El Imbiss de Mustafá

En la salida de metro que corresponde a la Yorckstraße, ahí mismo a la izquierda, hay un Imbiss turco seguramente más visitado que la pomposa mezquita de la Gorlitzstrasse, y no precisamente por mayoría musulmana. No.

Son los miles y miles y cada vez más miles de turistas que visitan Berlín a lo largo del año, y que enterados de las bondades culinarias del kebap de carne y del kebap vegetariano, hacen colas de hora, de hora y pico y las que hagan falta, para saborear en diez minutos y de pie, una especie de bocadillo turco nacido en Berlín, el Döner Kebap, que pueden saborear en cualquiera de los otros tantísimos quioscos de carne de cordero asada al espetón que hay en esta ciudad. Ello sin contar los cientos de restaurantes o establecimientos turcos donde se sirve esta especialidad, y digo bien al decir servida: servida por un camarero y en un plato, sentado o sentada a la mesa, y por una diferencia de un par de euros, y doy testimonio de ello.

La gente: transeuntes, turistas, algún nativo del barrio con tiempoy ganas de perderlo, esperan impasibles cuanto les corresponda; con la misma templanza bajo el tórrido sol de algún verano como el actual, que pisando la nieve del invierno o bajo la inclemente lluvia de cualquiera de las otras estaciones. Todo un misterio este Imbiss, que más se asemeja a una capilla católica de peregrinación que a uno de los muchos quioscos turcos de Berlín. Un misterio agnóstico, se entiende.

¿Cómo y cuándo sucedió? El cuándo es fácil de responder: desde hace unos diez años, exactamente el tiempo en que ya no me como un kebap de verdura, valga la paradoja, en mi Imbiss preferido y cercano. Los lugareños hemos sido arrojados del templo por las risueñas y depredadoras masas que pululan por esta ciudad. No pocas veces al salir del metro y ver la desmesurada fila debo domeñar el impulso de actuar como el rabí de Nazaret, para no emprenderla a latigazos con los turistas-mercaderesque han convertido mi quiosco de toda la vida en un centro de peregrinaje. Mas enseguida vuelvo en mí, recordando que no vivimos en tiempos bíblicos y que, además, no poseo ni la fuerza moral ni la ecuanimidad del Maestro. Todo acabaría con una multa por parte de las autoridades, y posiblemente mi recuperación temporal en un centro de tratamiento psiquiátrico.

Podría también ocurrir que me hiciera famosa, fotografiada in situ y transportada de inmediato a las redes del mundo virtual y global. Quizá hasta encontraría seguidores, igualmente frustrados de ver su hábitat reducido y de soportar las hordas imparables del nuevo ejército de ocupación. Tal vez sería el inicio de un nueva religión laica que pugnara por liberar los lugares, si no santos, sí comunes a los nativos, ahora desplazados, enojados y tantas veces hambrientos.

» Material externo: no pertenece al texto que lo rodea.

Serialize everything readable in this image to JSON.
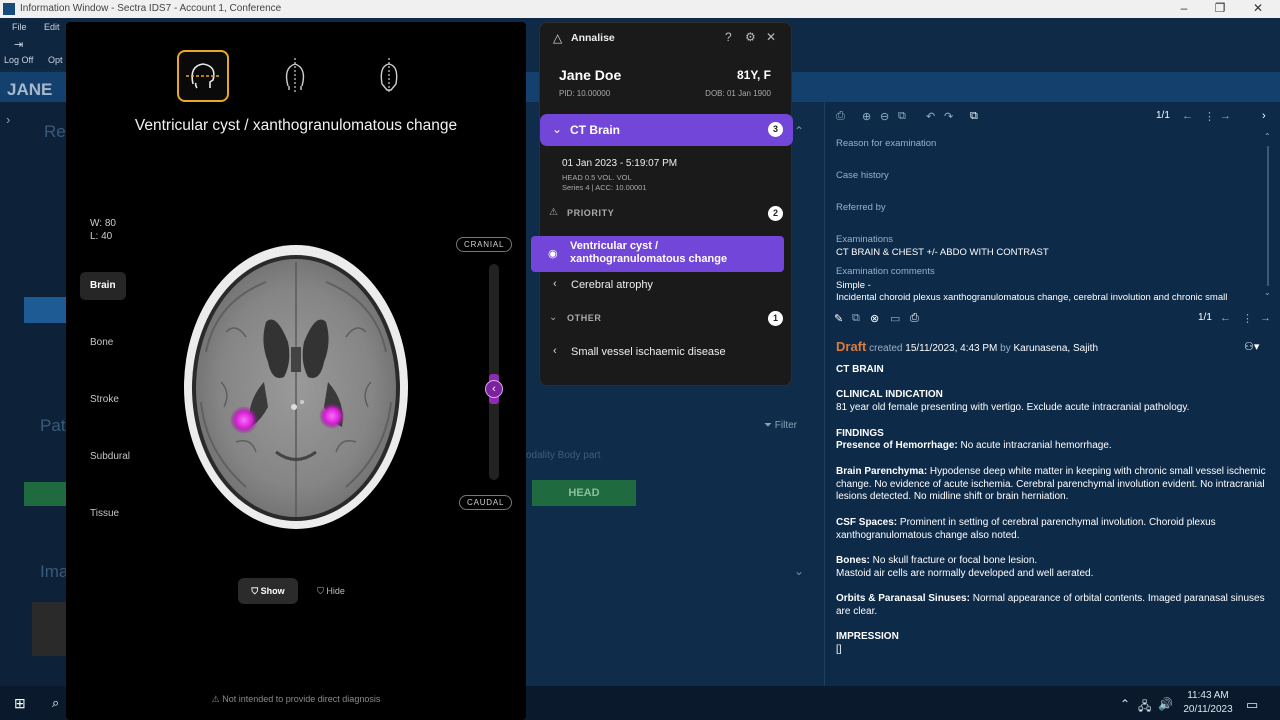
{
  "window": {
    "title": "Information Window - Sectra IDS7 - Account 1, Conference",
    "min": "–",
    "max": "❐",
    "close": "✕"
  },
  "pacs": {
    "menu": [
      "File",
      "Edit"
    ],
    "logoff": "Log Off",
    "opt": "Opt",
    "patient_short": "JANE",
    "left_frag": [
      "Re",
      "Pat",
      "Ima"
    ],
    "filter_label": "Filter",
    "table_hdr": "odality Body part",
    "head_cell": "HEAD"
  },
  "viewer": {
    "title": "Ventricular cyst / xanthogranulomatous change",
    "w": "W: 80",
    "l": "L: 40",
    "windows": [
      "Brain",
      "Bone",
      "Stroke",
      "Subdural",
      "Tissue"
    ],
    "active_window": "Brain",
    "slider_top": "CRANIAL",
    "slider_bottom": "CAUDAL",
    "slice_position": 0.62,
    "show": "Show",
    "hide": "Hide",
    "disclaimer": "Not intended to provide direct diagnosis"
  },
  "annalise": {
    "name": "Annalise",
    "patient_name": "Jane Doe",
    "age_sex": "81Y, F",
    "pid": "PID: 10.00000",
    "dob": "DOB: 01 Jan 1900",
    "study": "CT Brain",
    "study_count": "3",
    "study_date": "01 Jan 2023 - 5:19:07 PM",
    "study_info1": "HEAD 0.5 VOL. VOL",
    "study_info2": "Series 4  |  ACC: 10.00001",
    "priority_label": "PRIORITY",
    "priority_count": "2",
    "findings_priority": [
      "Ventricular cyst / xanthogranulomatous change",
      "Cerebral atrophy"
    ],
    "other_label": "OTHER",
    "other_count": "1",
    "findings_other": [
      "Small vessel ischaemic disease"
    ],
    "accent": "#7246d8"
  },
  "report": {
    "page_top": "1/1",
    "reason": "Reason for examination",
    "case_history": "Case history",
    "referred": "Referred by",
    "examinations_label": "Examinations",
    "examinations": "CT BRAIN & CHEST  +/- ABDO WITH CONTRAST",
    "exam_comments_label": "Examination comments",
    "exam_comments1": "Simple -",
    "exam_comments2": "Incidental choroid plexus xanthogranulomatous change, cerebral involution and chronic small",
    "page_bottom": "1/1",
    "draft": "Draft",
    "created": "created",
    "created_date": "15/11/2023, 4:43 PM",
    "by": "by",
    "author": "Karunasena, Sajith",
    "heading": "CT BRAIN",
    "ci_title": "CLINICAL INDICATION",
    "ci": "81 year old female presenting with vertigo. Exclude acute intracranial pathology.",
    "findings_title": "FINDINGS",
    "hem_label": "Presence of Hemorrhage:",
    "hem": " No acute intracranial hemorrhage.",
    "par_label": "Brain Parenchyma:",
    "par": " Hypodense deep white matter in keeping with chronic small vessel ischemic change. No evidence of acute ischemia. Cerebral parenchymal involution evident. No intracranial lesions detected. No midline shift or brain herniation.",
    "csf_label": "CSF Spaces:",
    "csf": "  Prominent in setting of cerebral parenchymal involution. Choroid plexus xanthogranulomatous change also noted.",
    "bones_label": "Bones:",
    "bones1": " No skull fracture or focal bone lesion.",
    "bones2": "Mastoid air cells are normally developed and well aerated.",
    "orbits_label": "Orbits & Paranasal Sinuses:",
    "orbits": " Normal appearance of orbital contents. Imaged paranasal sinuses are clear.",
    "impression_title": "IMPRESSION",
    "impression": "[]"
  },
  "taskbar": {
    "time": "11:43 AM",
    "date": "20/11/2023"
  }
}
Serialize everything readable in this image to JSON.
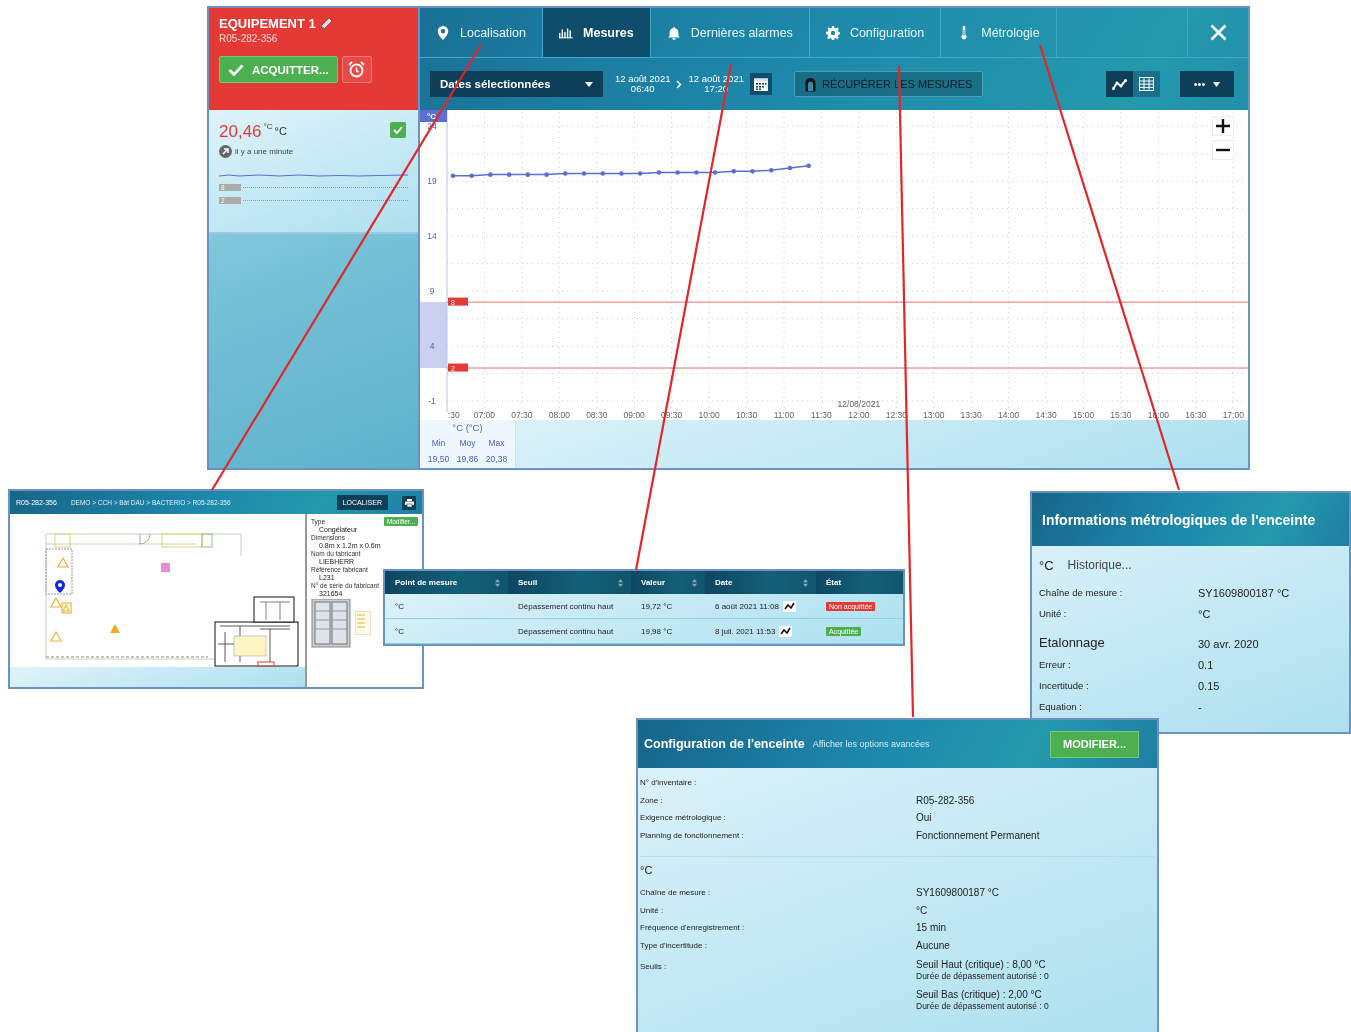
{
  "equipment": {
    "title": "EQUIPEMENT 1",
    "code": "R05-282-356",
    "acknowledge_button": "ACQUITTER...",
    "reading": {
      "value": "20,46",
      "unit_sup": "°C",
      "unit": "°C",
      "time": "il y a une minute",
      "ok": true
    },
    "thresholds": [
      "8",
      "2"
    ]
  },
  "tabs": [
    {
      "label": "Localisation",
      "kind": "pin",
      "selected": false
    },
    {
      "label": "Mesures",
      "kind": "bars",
      "selected": true
    },
    {
      "label": "Dernières alarmes",
      "kind": "bell",
      "selected": false
    },
    {
      "label": "Configuration",
      "kind": "gear",
      "selected": false
    },
    {
      "label": "Métrologie",
      "kind": "thermometer",
      "selected": false
    }
  ],
  "toolbar": {
    "period": "Dates sélectionnées",
    "from_date": "12 août 2021",
    "from_time": "06:40",
    "to_date": "12 août 2021",
    "to_time": "17:20",
    "fetch_button": "RÉCUPÉRER LES MESURES",
    "views": [
      {
        "kind": "chart",
        "selected": true
      },
      {
        "kind": "table",
        "selected": false
      }
    ],
    "more": "•••"
  },
  "chart": {
    "date_label": "12/08/2021",
    "cut_tick_label": ":30",
    "chart_data": {
      "type": "line",
      "grid": true,
      "x": [
        6.58,
        6.83,
        7.08,
        7.33,
        7.58,
        7.83,
        8.08,
        8.33,
        8.58,
        8.83,
        9.08,
        9.33,
        9.58,
        9.83,
        10.08,
        10.33,
        10.58,
        10.83,
        11.08,
        11.33
      ],
      "series": [
        {
          "name": "°C",
          "color": "#5a6fd0",
          "values": [
            19.5,
            19.5,
            19.6,
            19.6,
            19.6,
            19.6,
            19.7,
            19.7,
            19.7,
            19.7,
            19.7,
            19.8,
            19.8,
            19.8,
            19.8,
            19.9,
            19.9,
            20,
            20.2,
            20.4
          ]
        }
      ],
      "xlim": [
        6.5,
        17.17
      ],
      "ylim": [
        -2,
        25.3
      ],
      "xticks": [
        {
          "value": 7,
          "label": "07:00"
        },
        {
          "value": 7.5,
          "label": "07:30"
        },
        {
          "value": 8,
          "label": "08:00"
        },
        {
          "value": 8.5,
          "label": "08:30"
        },
        {
          "value": 9,
          "label": "09:00"
        },
        {
          "value": 9.5,
          "label": "09:30"
        },
        {
          "value": 10,
          "label": "10:00"
        },
        {
          "value": 10.5,
          "label": "10:30"
        },
        {
          "value": 11,
          "label": "11:00"
        },
        {
          "value": 11.5,
          "label": "11:30"
        },
        {
          "value": 12,
          "label": "12:00"
        },
        {
          "value": 12.5,
          "label": "12:30"
        },
        {
          "value": 13,
          "label": "13:00"
        },
        {
          "value": 13.5,
          "label": "13:30"
        },
        {
          "value": 14,
          "label": "14:00"
        },
        {
          "value": 14.5,
          "label": "14:30"
        },
        {
          "value": 15,
          "label": "15:00"
        },
        {
          "value": 15.5,
          "label": "15:30"
        },
        {
          "value": 16,
          "label": "16:00"
        },
        {
          "value": 16.5,
          "label": "16:30"
        },
        {
          "value": 17,
          "label": "17:00"
        }
      ],
      "yticks": [
        -1,
        4,
        9,
        14,
        19,
        24
      ],
      "ref_lines": [
        {
          "axis": "y",
          "value": 8,
          "label": "8",
          "color": "#e57373"
        },
        {
          "axis": "y",
          "value": 2,
          "label": "2",
          "color": "#e57373"
        }
      ]
    }
  },
  "stats": {
    "series": "°C (°C)",
    "labels": [
      "Min",
      "Moy",
      "Max"
    ],
    "values": [
      "19,50",
      "19,86",
      "20,38"
    ]
  },
  "localisation": {
    "code": "R05-282-356",
    "breadcrumb": "DEMO > CCH > Bât DAU > BACTERIO > R05-282-356",
    "locate_button": "LOCALISER",
    "edit_button": "Modifier...",
    "fields": [
      {
        "label": "Type",
        "value": "Congélateur"
      },
      {
        "label": "Dimensions",
        "value": "0.8m x 1.2m x 0.6m"
      },
      {
        "label": "Nom du fabricant",
        "value": "LIEBHERR"
      },
      {
        "label": "Référence fabricant",
        "value": "L231"
      },
      {
        "label": "N° de série du fabricant",
        "value": "321654"
      }
    ]
  },
  "alarms": {
    "columns": [
      {
        "label": "Point de mesure",
        "sortable": true
      },
      {
        "label": "Seuil",
        "sortable": true
      },
      {
        "label": "Valeur",
        "sortable": true
      },
      {
        "label": "Date",
        "sortable": true
      },
      {
        "label": "État",
        "sortable": false
      }
    ],
    "rows": [
      {
        "point": "°C",
        "threshold": "Dépassement continu haut",
        "value": "19,72 °C",
        "date": "6 août 2021 11:08",
        "state": "Non acquittée",
        "acknowledged": false
      },
      {
        "point": "°C",
        "threshold": "Dépassement continu haut",
        "value": "19,98 °C",
        "date": "8 juil. 2021 11:53",
        "state": "Acquittée",
        "acknowledged": true
      }
    ]
  },
  "metrology": {
    "title": "Informations métrologiques de l'enceinte",
    "unit": "°C",
    "history_link": "Historique...",
    "rows": [
      {
        "label": "Chaîne de mesure :",
        "value": "SY1609800187 °C"
      },
      {
        "label": "Unité :",
        "value": "°C"
      }
    ],
    "calibration": {
      "title": "Etalonnage",
      "date": "30 avr. 2020"
    },
    "calibration_rows": [
      {
        "label": "Erreur :",
        "value": "0.1"
      },
      {
        "label": "Incertitude :",
        "value": "0.15"
      },
      {
        "label": "Equation :",
        "value": "-"
      }
    ]
  },
  "configuration": {
    "title": "Configuration de l'enceinte",
    "advanced_link": "Afficher les options avancées",
    "edit_button": "MODIFIER...",
    "rows": [
      {
        "label": "N° d'inventaire :",
        "value": ""
      },
      {
        "label": "Zone :",
        "value": "R05-282-356"
      },
      {
        "label": "Exigence métrologique :",
        "value": "Oui"
      },
      {
        "label": "Planning de fonctionnement :",
        "value": "Fonctionnement Permanent"
      }
    ],
    "sensor": "°C",
    "sensor_rows": [
      {
        "label": "Chaîne de mesure :",
        "value": "SY1609800187 °C"
      },
      {
        "label": "Unité :",
        "value": "°C"
      },
      {
        "label": "Fréquence d'enregistrement :",
        "value": "15 min"
      },
      {
        "label": "Type d'incertitude :",
        "value": "Aucune"
      }
    ],
    "thresholds_label": "Seuils :",
    "thresholds": [
      {
        "title": "Seuil Haut (critique) : 8,00 °C",
        "detail": "Durée de dépassement autorisé : 0"
      },
      {
        "title": "Seuil Bas (critique) : 2,00 °C",
        "detail": "Durée de dépassement autorisé : 0"
      }
    ]
  }
}
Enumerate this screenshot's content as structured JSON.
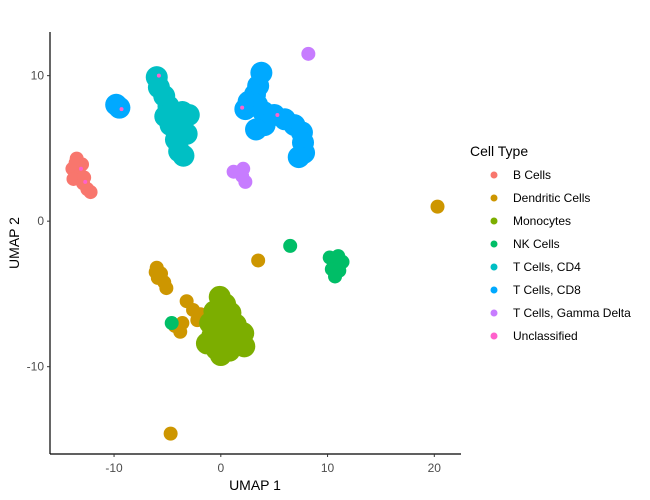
{
  "chart_data": {
    "type": "scatter",
    "title": "",
    "xlabel": "UMAP 1",
    "ylabel": "UMAP 2",
    "xlim": [
      -16,
      22.5
    ],
    "ylim": [
      -16,
      13
    ],
    "xticks": [
      -10,
      0,
      10,
      20
    ],
    "xtick_labels": [
      "-10",
      "0",
      "10",
      "20"
    ],
    "yticks": [
      -10,
      0,
      10
    ],
    "ytick_labels": [
      "-10",
      "0",
      "10"
    ],
    "grid": false,
    "legend": {
      "title": "Cell Type",
      "position": "right",
      "entries": [
        {
          "label": "B Cells",
          "color": "#F8766D"
        },
        {
          "label": "Dendritic Cells",
          "color": "#CD9600"
        },
        {
          "label": "Monocytes",
          "color": "#7CAE00"
        },
        {
          "label": "NK Cells",
          "color": "#00BE67"
        },
        {
          "label": "T Cells, CD4",
          "color": "#00BFC4"
        },
        {
          "label": "T Cells, CD8",
          "color": "#00A9FF"
        },
        {
          "label": "T Cells, Gamma Delta",
          "color": "#C77CFF"
        },
        {
          "label": "Unclassified",
          "color": "#FF61CC"
        }
      ]
    },
    "clusters": [
      {
        "name": "B Cells",
        "color": "#F8766D",
        "points": [
          [
            -13.5,
            4.3
          ],
          [
            -13.9,
            3.6
          ],
          [
            -13.2,
            3.2
          ],
          [
            -13.8,
            2.9
          ],
          [
            -12.9,
            2.6
          ],
          [
            -12.5,
            2.2
          ],
          [
            -12.2,
            2.0
          ],
          [
            -13.0,
            3.9
          ],
          [
            -13.6,
            4.0
          ],
          [
            -12.8,
            3.0
          ]
        ]
      },
      {
        "name": "Dendritic Cells",
        "color": "#CD9600",
        "points": [
          [
            -6.0,
            -3.2
          ],
          [
            -5.6,
            -3.6
          ],
          [
            -5.9,
            -3.9
          ],
          [
            -5.3,
            -4.2
          ],
          [
            -5.1,
            -4.6
          ],
          [
            -6.1,
            -3.5
          ],
          [
            -3.2,
            -5.5
          ],
          [
            -2.6,
            -6.1
          ],
          [
            -2.2,
            -6.8
          ],
          [
            -3.6,
            -7.0
          ],
          [
            -4.3,
            -7.2
          ],
          [
            -3.8,
            -7.6
          ],
          [
            -1.9,
            -6.4
          ],
          [
            -4.7,
            -14.6
          ],
          [
            20.3,
            1.0
          ],
          [
            3.5,
            -2.7
          ]
        ]
      },
      {
        "name": "Monocytes",
        "color": "#7CAE00",
        "points": [
          [
            -0.1,
            -5.2
          ],
          [
            0.4,
            -5.7
          ],
          [
            -0.6,
            -6.2
          ],
          [
            0.9,
            -6.3
          ],
          [
            -1.0,
            -7.0
          ],
          [
            0.2,
            -7.0
          ],
          [
            1.4,
            -7.1
          ],
          [
            2.1,
            -7.7
          ],
          [
            -0.8,
            -7.9
          ],
          [
            0.6,
            -8.0
          ],
          [
            1.6,
            -8.3
          ],
          [
            -0.4,
            -8.8
          ],
          [
            0.8,
            -8.9
          ],
          [
            2.2,
            -8.6
          ],
          [
            -1.3,
            -8.4
          ],
          [
            0.0,
            -9.2
          ]
        ]
      },
      {
        "name": "NK Cells",
        "color": "#00BE67",
        "points": [
          [
            10.2,
            -2.5
          ],
          [
            11.0,
            -2.4
          ],
          [
            10.6,
            -2.9
          ],
          [
            11.4,
            -2.8
          ],
          [
            10.4,
            -3.3
          ],
          [
            11.1,
            -3.4
          ],
          [
            10.7,
            -3.8
          ],
          [
            6.5,
            -1.7
          ],
          [
            -4.6,
            -7.0
          ]
        ]
      },
      {
        "name": "T Cells, CD4",
        "color": "#00BFC4",
        "points": [
          [
            -6.0,
            9.9
          ],
          [
            -5.8,
            9.2
          ],
          [
            -5.3,
            8.6
          ],
          [
            -4.9,
            7.9
          ],
          [
            -5.2,
            7.2
          ],
          [
            -4.4,
            7.0
          ],
          [
            -3.6,
            7.5
          ],
          [
            -3.0,
            7.3
          ],
          [
            -4.7,
            6.6
          ],
          [
            -3.8,
            6.3
          ],
          [
            -3.2,
            6.0
          ],
          [
            -4.2,
            5.6
          ],
          [
            -3.9,
            4.8
          ],
          [
            -3.5,
            4.5
          ]
        ]
      },
      {
        "name": "T Cells, CD8",
        "color": "#00A9FF",
        "points": [
          [
            3.8,
            10.2
          ],
          [
            3.5,
            9.3
          ],
          [
            3.2,
            8.7
          ],
          [
            2.6,
            8.2
          ],
          [
            3.4,
            8.0
          ],
          [
            2.3,
            7.7
          ],
          [
            4.0,
            7.5
          ],
          [
            5.0,
            7.3
          ],
          [
            6.0,
            7.0
          ],
          [
            4.1,
            6.6
          ],
          [
            6.9,
            6.6
          ],
          [
            3.3,
            6.3
          ],
          [
            7.6,
            6.1
          ],
          [
            7.7,
            5.4
          ],
          [
            7.8,
            4.7
          ],
          [
            7.3,
            4.4
          ],
          [
            -9.8,
            8.0
          ],
          [
            -9.5,
            7.8
          ]
        ]
      },
      {
        "name": "T Cells, Gamma Delta",
        "color": "#C77CFF",
        "points": [
          [
            2.1,
            3.6
          ],
          [
            2.0,
            3.1
          ],
          [
            2.3,
            2.7
          ],
          [
            1.2,
            3.4
          ],
          [
            8.2,
            11.5
          ]
        ]
      },
      {
        "name": "Unclassified",
        "color": "#FF61CC",
        "points": [
          [
            2.0,
            7.8
          ],
          [
            5.3,
            7.3
          ],
          [
            -5.8,
            10.0
          ],
          [
            -9.3,
            7.7
          ],
          [
            -13.1,
            3.6
          ],
          [
            -12.7,
            2.7
          ]
        ]
      }
    ]
  }
}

Sinceramente, creo que las cruzadas contra el turismo de masa hoy en día tienen menos posibilidades de triunfo que las que tuvieron una vez las llamadas „santas“.

¿Cómo sucedió que uno de los cientos de Imbiss berlineses, ofreciendo lo que ofrecen todos, se transformase en esta capilla ardiente perpetua en que se ha convertido? Aun reconociendo la excelencia de los kebaps de verdura (siendo vegetariana, no me permito valorar los de carne) esos bocadillos de pan turco con queso de cabra, verdruas fritos y ensalada, no hay justificación posible que corresponda a tanta popularidad de no haber sido por las benditas redes sociales y la comunicación virtual.

A ello se une su afortunado emplazamiento ante un hostel, alojamiento barato y bien surtido a lo largo del año por masas de jóvenes provistas de poco dinero, de mucho tiempo y de tabletas digitales para documentar cualquier detalle de su viaje. Y ya tenemos la explicación del fenómeno o el milagro del Imbiss de Mustafá, como reza el cartel, desvelado.

Ahora los turistas de Berlín pueden hacer cola alegremente en la nueva tradición surgida en esta ciudad. Es más, si el visitante quiere seguir penetrando en los ritos del turista y los misterios de la gastronomía lugareña, seguidamente puede ponerse en la fila contigua, la del „Curry 36“, cuyo

final (depende del carril de espera en que uno se coloque) algunas veces correponde con el de la cola del kebap, rompiendo así una de las leyes de la física: los extremos, sí se tocan. Al menos en Berlín.

Y si no, basta darse una vuelta por ese tramo de Mehringdamm para comprobarlo.